Kamp Amersfoort

Gevangenkampen

De Duitse bezetter had overal in Europa grote kampen ingericht om politieke gevangenen en Joden op te sluiten. Bij Amersfoort werd in 1941 ook een kamp ingericht, een Polizeiliches Durchgangslager aan de Appelweg. Aanvankelijk werd het kamp, een gewezen Nederlands legerkamp, door de Wehrmacht beheerd. Later werd een groep Duitsers hier gelegerd, die werd getraind om een strafkamp te leiden. In augustus 1941 arriveerden de eerste 195 gevangenen uit een opgeheven kamp bij Schoorl. Daar waren ze nog redelijk netjes opgevangen, maar hier in Amersfoort werden ze direct fysiek gemolesteerd en sadistisch behandeld. Het kamp Amersfoort zou daar berucht om worden: er was weinig toezicht en de bewakers konden hun gang gaan.

Er werden gedurende de oorlog in Kamp Amersfoort tussen de 35.000 en 40.000 mensen gevangen gehouden. De meeste gevangenen waren mannen, maar er werden ook vrouwen en kinderen vastgehouden. Onder de kampbevolking waren eveneens gijzelaars en geallieerde krijgsgevangenen. Vooral de Russische krijgsgevangenen hadden het zwaar te verduren. Velen van hen werden ter dood gebracht. In het kamp vonden veel (schijn)processen plaats. De doodvonnissen of represaille-executies zijn bij het kamp of op nabijgelegen plaatsen uitgevoerd. Meer dan 22.500 gevangenen werden afgevoerd via Kamp Westerbork naar concentratiekampen in Duitsland, ruim 11.000 kwamen vrij.

Voor de opsluiting van gestrafte gevangenen werd een bunkercomplex gebouwd. Het kamp was omgeven door prikkeldraad en bij de poort was een straf- en verzamelplaats. Die plek werd De Rozentuin genoemd, een naam die de Duitsers uit Dachau hadden meegenomen. Voor de gevangenen werden vijf barakken ingericht. Minimaal drie keer per dag werd appel gehouden en moesten de gevangenen zinloze exercities uitvoeren, waarbij mensen mishandeld en getreiterd werden.

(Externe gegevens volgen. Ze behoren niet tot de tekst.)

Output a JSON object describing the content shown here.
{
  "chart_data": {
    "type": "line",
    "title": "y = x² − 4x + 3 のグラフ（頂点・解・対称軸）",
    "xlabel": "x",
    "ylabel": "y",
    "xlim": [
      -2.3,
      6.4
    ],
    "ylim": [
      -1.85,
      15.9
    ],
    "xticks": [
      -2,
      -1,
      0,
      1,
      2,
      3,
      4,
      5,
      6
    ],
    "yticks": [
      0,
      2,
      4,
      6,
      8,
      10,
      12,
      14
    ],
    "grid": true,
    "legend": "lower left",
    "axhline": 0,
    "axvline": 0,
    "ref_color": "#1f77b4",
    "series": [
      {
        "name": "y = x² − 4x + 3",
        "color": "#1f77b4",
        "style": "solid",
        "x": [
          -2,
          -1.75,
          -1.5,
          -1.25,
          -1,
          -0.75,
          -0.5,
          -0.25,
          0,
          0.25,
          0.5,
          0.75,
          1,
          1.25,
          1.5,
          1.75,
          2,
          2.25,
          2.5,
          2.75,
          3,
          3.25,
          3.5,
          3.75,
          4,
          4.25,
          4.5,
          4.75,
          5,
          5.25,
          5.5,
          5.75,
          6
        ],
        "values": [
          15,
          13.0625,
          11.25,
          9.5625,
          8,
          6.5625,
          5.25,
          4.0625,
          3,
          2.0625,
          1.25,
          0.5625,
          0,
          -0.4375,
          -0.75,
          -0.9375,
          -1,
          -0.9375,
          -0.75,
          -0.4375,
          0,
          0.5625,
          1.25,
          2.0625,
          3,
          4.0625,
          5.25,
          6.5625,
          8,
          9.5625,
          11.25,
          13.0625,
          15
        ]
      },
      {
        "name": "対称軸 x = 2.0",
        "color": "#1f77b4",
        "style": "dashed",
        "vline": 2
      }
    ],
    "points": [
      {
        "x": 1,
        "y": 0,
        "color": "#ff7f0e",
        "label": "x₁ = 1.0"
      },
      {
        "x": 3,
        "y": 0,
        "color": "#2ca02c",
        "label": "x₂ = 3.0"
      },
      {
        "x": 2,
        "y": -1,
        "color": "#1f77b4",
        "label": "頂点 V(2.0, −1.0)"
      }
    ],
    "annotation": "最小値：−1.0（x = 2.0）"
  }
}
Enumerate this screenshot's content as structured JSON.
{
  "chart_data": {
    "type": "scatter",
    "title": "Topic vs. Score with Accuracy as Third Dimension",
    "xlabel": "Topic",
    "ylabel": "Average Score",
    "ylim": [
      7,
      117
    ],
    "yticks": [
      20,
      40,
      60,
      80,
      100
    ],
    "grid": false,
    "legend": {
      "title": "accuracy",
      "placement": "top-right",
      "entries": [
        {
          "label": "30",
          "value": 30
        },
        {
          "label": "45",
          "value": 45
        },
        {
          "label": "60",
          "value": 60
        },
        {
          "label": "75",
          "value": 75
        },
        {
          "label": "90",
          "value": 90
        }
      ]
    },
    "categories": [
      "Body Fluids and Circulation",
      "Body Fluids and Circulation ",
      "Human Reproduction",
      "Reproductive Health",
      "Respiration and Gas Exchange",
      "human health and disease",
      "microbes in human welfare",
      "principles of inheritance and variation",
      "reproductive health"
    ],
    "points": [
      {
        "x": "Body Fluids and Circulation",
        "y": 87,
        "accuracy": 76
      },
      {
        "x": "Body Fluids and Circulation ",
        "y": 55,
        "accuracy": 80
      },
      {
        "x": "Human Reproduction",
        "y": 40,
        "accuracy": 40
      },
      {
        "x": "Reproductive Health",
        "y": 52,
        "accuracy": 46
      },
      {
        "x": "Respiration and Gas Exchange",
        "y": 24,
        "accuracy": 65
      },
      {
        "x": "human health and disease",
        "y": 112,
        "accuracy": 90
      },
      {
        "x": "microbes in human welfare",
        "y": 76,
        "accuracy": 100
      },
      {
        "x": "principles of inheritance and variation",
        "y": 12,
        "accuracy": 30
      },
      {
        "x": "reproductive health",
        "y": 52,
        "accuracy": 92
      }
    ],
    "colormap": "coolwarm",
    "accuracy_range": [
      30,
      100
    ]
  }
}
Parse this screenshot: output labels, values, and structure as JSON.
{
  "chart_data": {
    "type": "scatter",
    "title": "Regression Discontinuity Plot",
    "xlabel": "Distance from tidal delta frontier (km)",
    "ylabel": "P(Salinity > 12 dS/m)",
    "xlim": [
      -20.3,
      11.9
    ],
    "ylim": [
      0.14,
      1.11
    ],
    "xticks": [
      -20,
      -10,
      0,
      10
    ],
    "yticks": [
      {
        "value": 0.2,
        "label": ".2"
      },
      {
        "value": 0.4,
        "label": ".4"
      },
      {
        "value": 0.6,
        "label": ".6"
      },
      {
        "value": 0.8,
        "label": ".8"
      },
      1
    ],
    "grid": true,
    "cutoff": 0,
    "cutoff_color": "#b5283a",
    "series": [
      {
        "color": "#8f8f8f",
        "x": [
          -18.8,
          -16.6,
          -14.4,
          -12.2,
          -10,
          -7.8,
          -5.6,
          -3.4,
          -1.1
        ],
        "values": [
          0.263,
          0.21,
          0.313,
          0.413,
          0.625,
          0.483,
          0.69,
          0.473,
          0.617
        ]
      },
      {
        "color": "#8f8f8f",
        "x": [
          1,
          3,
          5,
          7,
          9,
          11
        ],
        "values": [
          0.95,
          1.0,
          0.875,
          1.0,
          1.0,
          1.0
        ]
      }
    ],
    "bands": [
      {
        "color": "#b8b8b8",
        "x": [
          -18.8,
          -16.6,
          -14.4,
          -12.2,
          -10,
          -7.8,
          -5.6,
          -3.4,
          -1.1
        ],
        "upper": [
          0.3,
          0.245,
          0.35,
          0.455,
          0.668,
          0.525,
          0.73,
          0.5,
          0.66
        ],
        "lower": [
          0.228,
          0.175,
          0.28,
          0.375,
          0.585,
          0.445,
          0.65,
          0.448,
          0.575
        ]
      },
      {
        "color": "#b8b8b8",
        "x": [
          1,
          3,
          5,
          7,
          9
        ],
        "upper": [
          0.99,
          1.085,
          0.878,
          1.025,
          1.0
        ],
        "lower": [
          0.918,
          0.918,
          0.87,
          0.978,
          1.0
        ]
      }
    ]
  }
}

In 1943 werd het kamp korte tijd gesloten om te worden verbouwd en uitgebreid. Steeds meer gevangenen werden naar Amersfoort gestuurd. Die moesten allemaal aan het werk gezet worden. In de omgeving werden bedrijven benaderd om dwangarbeiders op te nemen. In de loop van de tijd bleek de aanwezigheid van het Rode Kruis een remmende invloed te hebben oph et aantal mishandelingen van de gevangenen. Wel nam het aantal executies toe. De enige troost was dat de voedselvoorziening verbeterde, waardoor het gevaar van de hongerdood op de achtergrond verdween. In april 1945 nam het Rode Kruis het kamp over.